The answer tip keeps suggesting "prynhaw", which seems like a bug to me.


Duolingo should also accept the various variants of the future of "mynd" that they themselves teach. They do accept "eith", but not "aiff". I have asked them to accept "aiff". I HOPE I'm right here (lol).


Why does 'gwaith' need the definite article?


I think this is idiomatic in Welsh in expressions like "i'r ysgol", "i'r eglwys", "i'r gwely". Maybe we should rather ask why the definite article is idiomatically omitted in English in the equivalent expressions. Someone please correct me if I am wrong. Or perhaps there is a better explanation.

Can I add a point here? After thinking a bit about it, I have the impression that, in cases where in English we omit the definite article, it is because the noun doesn't really mean a place, but rather an activity. This is obvious with "work" because the work in question could take place in all sorts of different places. We would say we are "going to bed" even if we sleep in a sleeping bag on the floor. We would say we are "going to chapel" if it is to worship, but "to the chapel" if we are going to clean the place! A hospital nurse would not say say "I went to hospital at seven o'clock this morning," but "to the hospital." I wonder if I am clarifying things or making them more obscure?

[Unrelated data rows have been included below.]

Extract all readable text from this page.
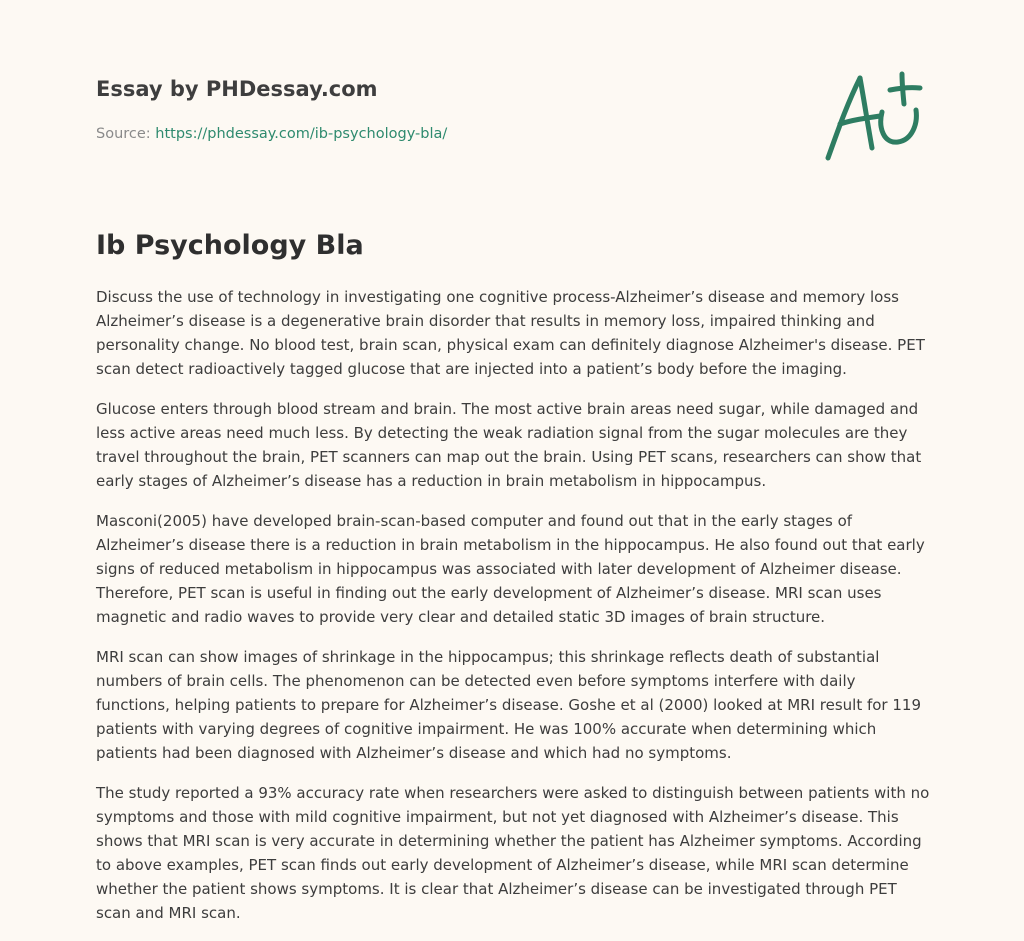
Essay by PHDessay.com
Source: https://phdessay.com/ib-psychology-bla/
Ib Psychology Bla

Discuss the use of technology in investigating one cognitive process-Alzheimer’s disease and memory loss Alzheimer’s disease is a degenerative brain disorder that results in memory loss, impaired thinking and personality change. No blood test, brain scan, physical exam can definitely diagnose Alzheimer's disease. PET scan detect radioactively tagged glucose that are injected into a patient’s body before the imaging.

Glucose enters through blood stream and brain. The most active brain areas need sugar, while damaged and less active areas need much less. By detecting the weak radiation signal from the sugar molecules are they travel throughout the brain, PET scanners can map out the brain. Using PET scans, researchers can show that early stages of Alzheimer’s disease has a reduction in brain metabolism in hippocampus.

Masconi(2005) have developed brain-scan-based computer and found out that in the early stages of Alzheimer’s disease there is a reduction in brain metabolism in the hippocampus. He also found out that early signs of reduced metabolism in hippocampus was associated with later development of Alzheimer disease. Therefore, PET scan is useful in finding out the early development of Alzheimer’s disease. MRI scan uses magnetic and radio waves to provide very clear and detailed static 3D images of brain structure.

MRI scan can show images of shrinkage in the hippocampus; this shrinkage reflects death of substantial numbers of brain cells. The phenomenon can be detected even before symptoms interfere with daily functions, helping patients to prepare for Alzheimer’s disease. Goshe et al (2000) looked at MRI result for 119 patients with varying degrees of cognitive impairment. He was 100% accurate when determining which patients had been diagnosed with Alzheimer’s disease and which had no symptoms.

The study reported a 93% accuracy rate when researchers were asked to distinguish between patients with no symptoms and those with mild cognitive impairment, but not yet diagnosed with Alzheimer’s disease. This shows that MRI scan is very accurate in determining whether the patient has Alzheimer symptoms. According to above examples, PET scan finds out early development of Alzheimer’s disease, while MRI scan determine whether the patient shows symptoms. It is clear that Alzheimer’s disease can be investigated through PET scan and MRI scan.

Indeed! We go "to the office" and "to the supermarket" and "to the post office" and "to the bank", so why not "to the work, to the school, to the bed"? Turns out some other languages (such as Welsh) do just that!

I agree that English is the one that needs to be explained here.

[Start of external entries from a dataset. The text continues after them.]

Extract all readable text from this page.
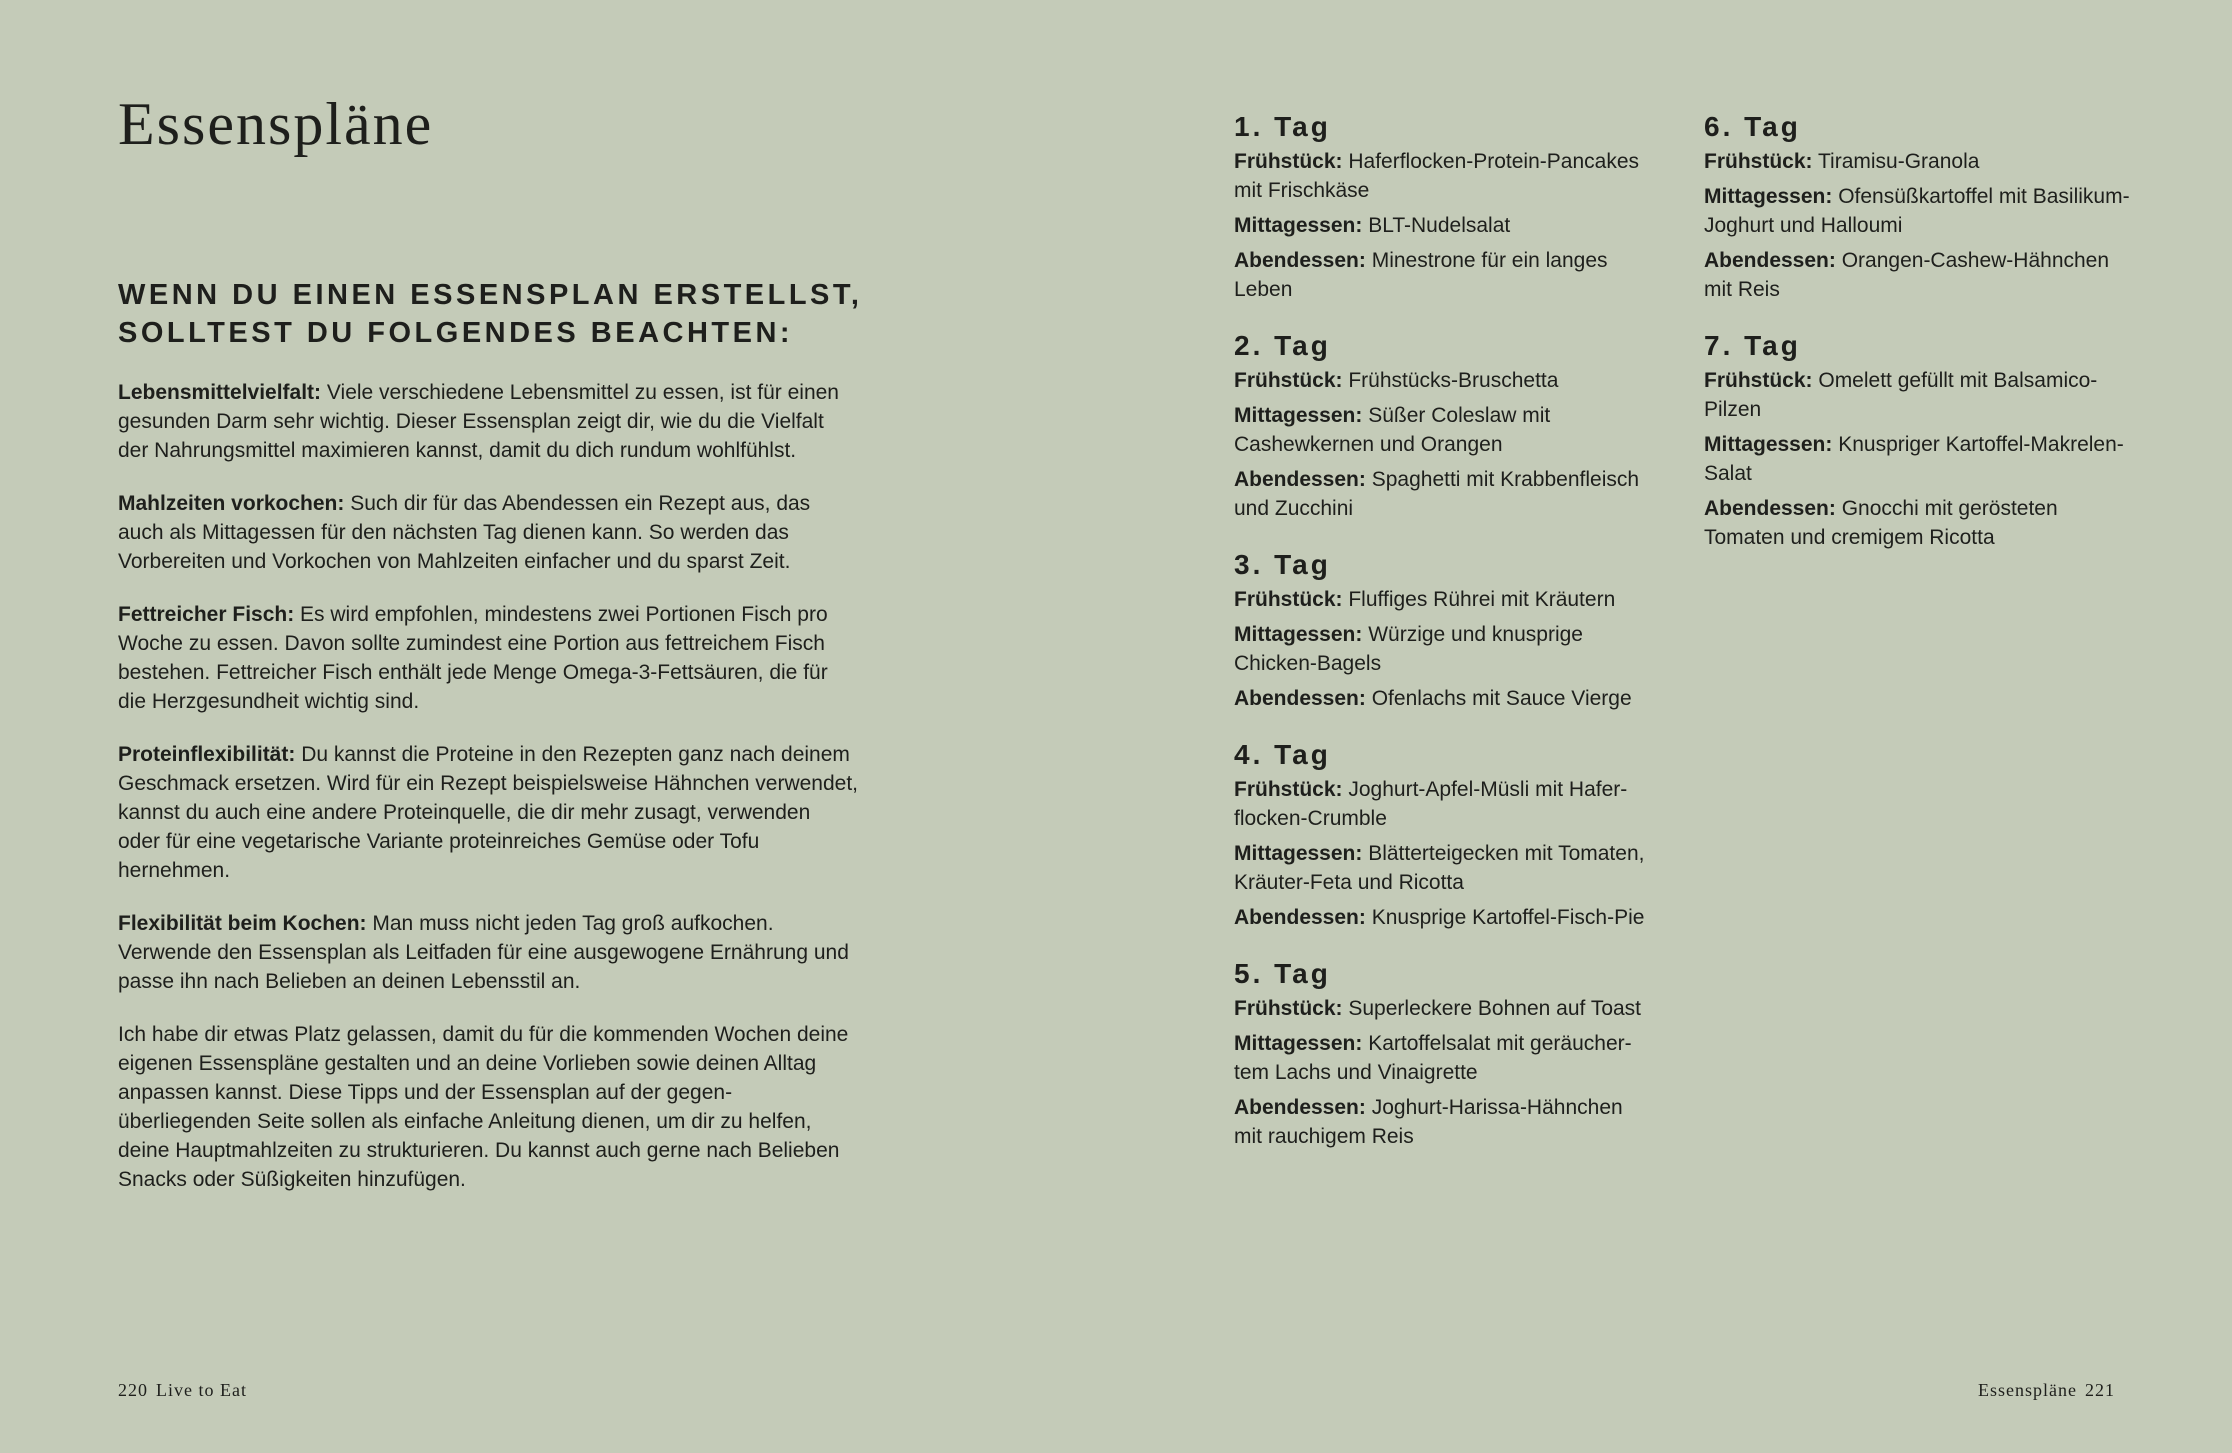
Essenspläne
WENN DU EINEN ESSENSPLAN ERSTELLST, SOLLTEST DU FOLGENDES BEACHTEN:

Lebensmittelvielfalt: Viele verschiedene Lebensmittel zu essen, ist für einen gesunden Darm sehr wichtig. Dieser Essensplan zeigt dir, wie du die Vielfalt der Nahrungsmittel maximieren kannst, damit du dich rundum wohlfühlst.

Mahlzeiten vorkochen: Such dir für das Abendessen ein Rezept aus, das auch als Mittagessen für den nächsten Tag dienen kann. So werden das Vorbereiten und Vorkochen von Mahlzeiten einfacher und du sparst Zeit.

Fettreicher Fisch: Es wird empfohlen, mindestens zwei Portionen Fisch pro Woche zu essen. Davon sollte zumindest eine Portion aus fettreichem Fisch bestehen. Fettreicher Fisch enthält jede Menge Omega-3-Fettsäuren, die für die Herzgesundheit wichtig sind.

Proteinflexibilität: Du kannst die Proteine in den Rezepten ganz nach deinem Geschmack ersetzen. Wird für ein Rezept beispielsweise Hähnchen verwendet, kannst du auch eine andere Proteinquelle, die dir mehr zusagt, verwenden oder für eine vegetarische Variante proteinreiches Gemüse oder Tofu hernehmen.

Flexibilität beim Kochen: Man muss nicht jeden Tag groß aufkochen. Verwende den Essensplan als Leitfaden für eine ausgewogene Ernährung und passe ihn nach Belieben an deinen Lebensstil an.

Ich habe dir etwas Platz gelassen, damit du für die kommenden Wochen deine eigenen Essenspläne gestalten und an deine Vorlieben sowie deinen Alltag anpassen kannst. Diese Tipps und der Essensplan auf der gegenüberliegenden Seite sollen als einfache Anleitung dienen, um dir zu helfen, deine Hauptmahlzeiten zu strukturieren. Du kannst auch gerne nach Belieben Snacks oder Süßigkeiten hinzufügen.

1. Tag

Frühstück: Haferflocken-Protein-Pancakes mit Frischkäse

Mittagessen: BLT-Nudelsalat

Abendessen: Minestrone für ein langes Leben

2. Tag

Frühstück: Frühstücks-Bruschetta

Mittagessen: Süßer Coleslaw mit Cashewkernen und Orangen

Abendessen: Spaghetti mit Krabbenfleisch und Zucchini

3. Tag

Frühstück: Fluffiges Rührei mit Kräutern

Mittagessen: Würzige und knusprige Chicken-Bagels

Abendessen: Ofenlachs mit Sauce Vierge

4. Tag

Frühstück: Joghurt-Apfel-Müsli mit Haferflocken-Crumble

Mittagessen: Blätterteigecken mit Tomaten, Kräuter-Feta und Ricotta

Abendessen: Knusprige Kartoffel-Fisch-Pie

5. Tag

Frühstück: Superleckere Bohnen auf Toast

Mittagessen: Kartoffelsalat mit geräuchertem Lachs und Vinaigrette

Abendessen: Joghurt-Harissa-Hähnchen mit rauchigem Reis

6. Tag

Frühstück: Tiramisu-Granola

Mittagessen: Ofensüßkartoffel mit Basilikum-Joghurt und Halloumi

Abendessen: Orangen-Cashew-Hähnchen mit Reis

7. Tag

Frühstück: Omelett gefüllt mit Balsamico-Pilzen

Mittagessen: Knuspriger Kartoffel-Makrelen-Salat

Abendessen: Gnocchi mit gerösteten Tomaten und cremigem Ricotta

220 Live to Eat	Essenspläne 221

(And sometimes even English is inconsistent, e.g. UK "was taken to hospital" / US "was taken to the hospital".)


In my mind, because 'gwaith' is a VN here, it's not the same as a specific location such as 'office' or 'hobo convention'? Although I definitely see your point.

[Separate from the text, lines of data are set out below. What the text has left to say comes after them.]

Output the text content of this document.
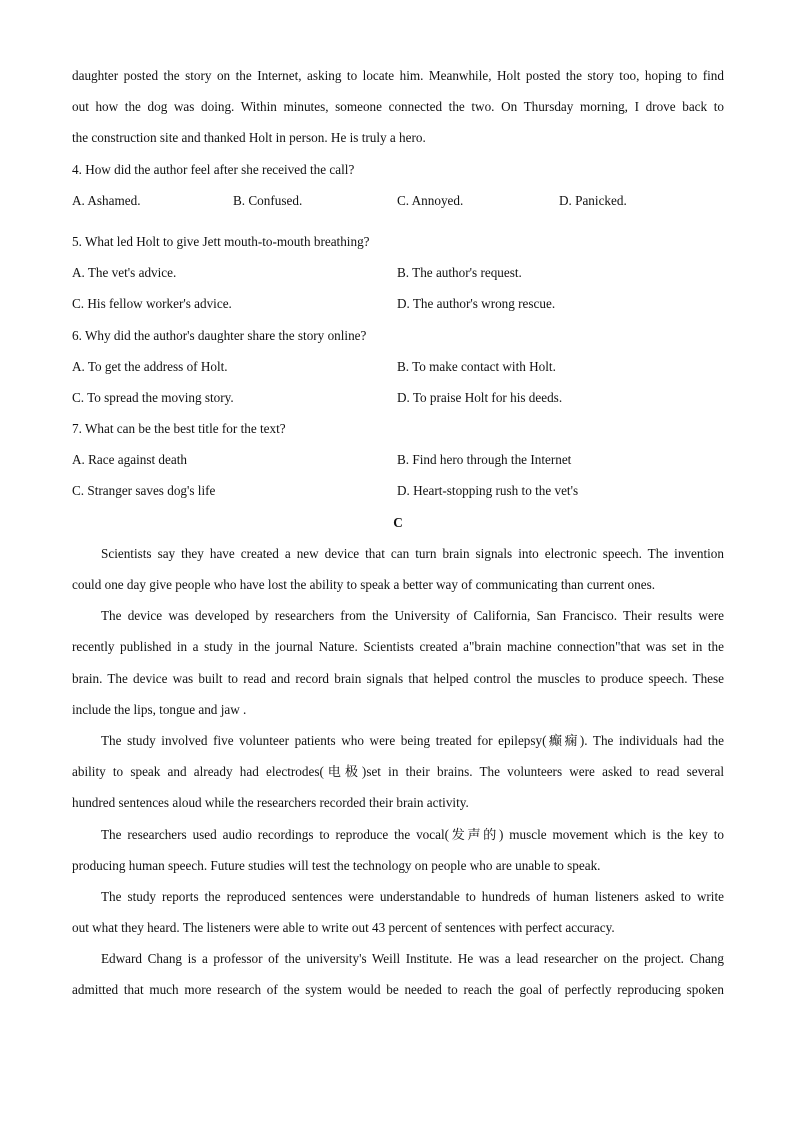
daughter posted the story on the Internet, asking to locate him. Meanwhile, Holt posted the story too, hoping to find
out how the dog was doing. Within minutes, someone connected the two. On Thursday morning, I drove back to
the construction site and thanked Holt in person. He is truly a hero.
4. How did the author feel after she received the call?
A. Ashamed.	B. Confused.	C. Annoyed.	D. Panicked.
5. What led Holt to give Jett mouth-to-mouth breathing?
A. The vet's advice.	B. The author's request.
C. His fellow worker's advice.	D. The author's wrong rescue.
6. Why did the author's daughter share the story online?
A. To get the address of Holt.	B. To make contact with Holt.
C. To spread the moving story.	D. To praise Holt for his deeds.
7. What can be the best title for the text?
A. Race against death	B. Find hero through the Internet
C. Stranger saves dog's life	D. Heart-stopping rush to the vet's
C
Scientists say they have created a new device that can turn brain signals into electronic speech. The invention
could one day give people who have lost the ability to speak a better way of communicating than current ones.
The device was developed by researchers from the University of California, San Francisco. Their results were
recently published in a study in the journal Nature. Scientists created a"brain machine connection"that was set in the
brain. The device was built to read and record brain signals that helped control the muscles to produce speech. These
include the lips, tongue and jaw .
The study involved five volunteer patients who were being treated for epilepsy(癫痫). The individuals had the
ability to speak and already had electrodes(电极)set in their brains. The volunteers were asked to read several
hundred sentences aloud while the researchers recorded their brain activity.
The researchers used audio recordings to reproduce the vocal(发声的) muscle movement which is the key to
producing human speech. Future studies will test the technology on people who are unable to speak.
The study reports the reproduced sentences were understandable to hundreds of human listeners asked to write
out what they heard. The listeners were able to write out 43 percent of sentences with perfect accuracy.
Edward Chang is a professor of the university's Weill Institute. He was a lead researcher on the project. Chang
admitted that much more research of the system would be needed to reach the goal of perfectly reproducing spoken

Is it a VN here? It seems to be the regular noun meaning "work, labour, act, deed, task, job; aid." to me ( http://www.geiriadur.ac.uk/gpc/gpc.html?gwaith )


Well, in my defense I was going saes>cymraeg so it's ambiguous. I read it as 'Sioned, the famous locomotive restorer, will continue work on the ongoing restoration of the Alcoa 553 tomorrow'


Should this not be brynhawn yfory since it's used as an adverb? Like how we use ddydd Sul as an adverb "on Sunday"?

I've been taught things like fore dydd Sul for "on Sunday morning".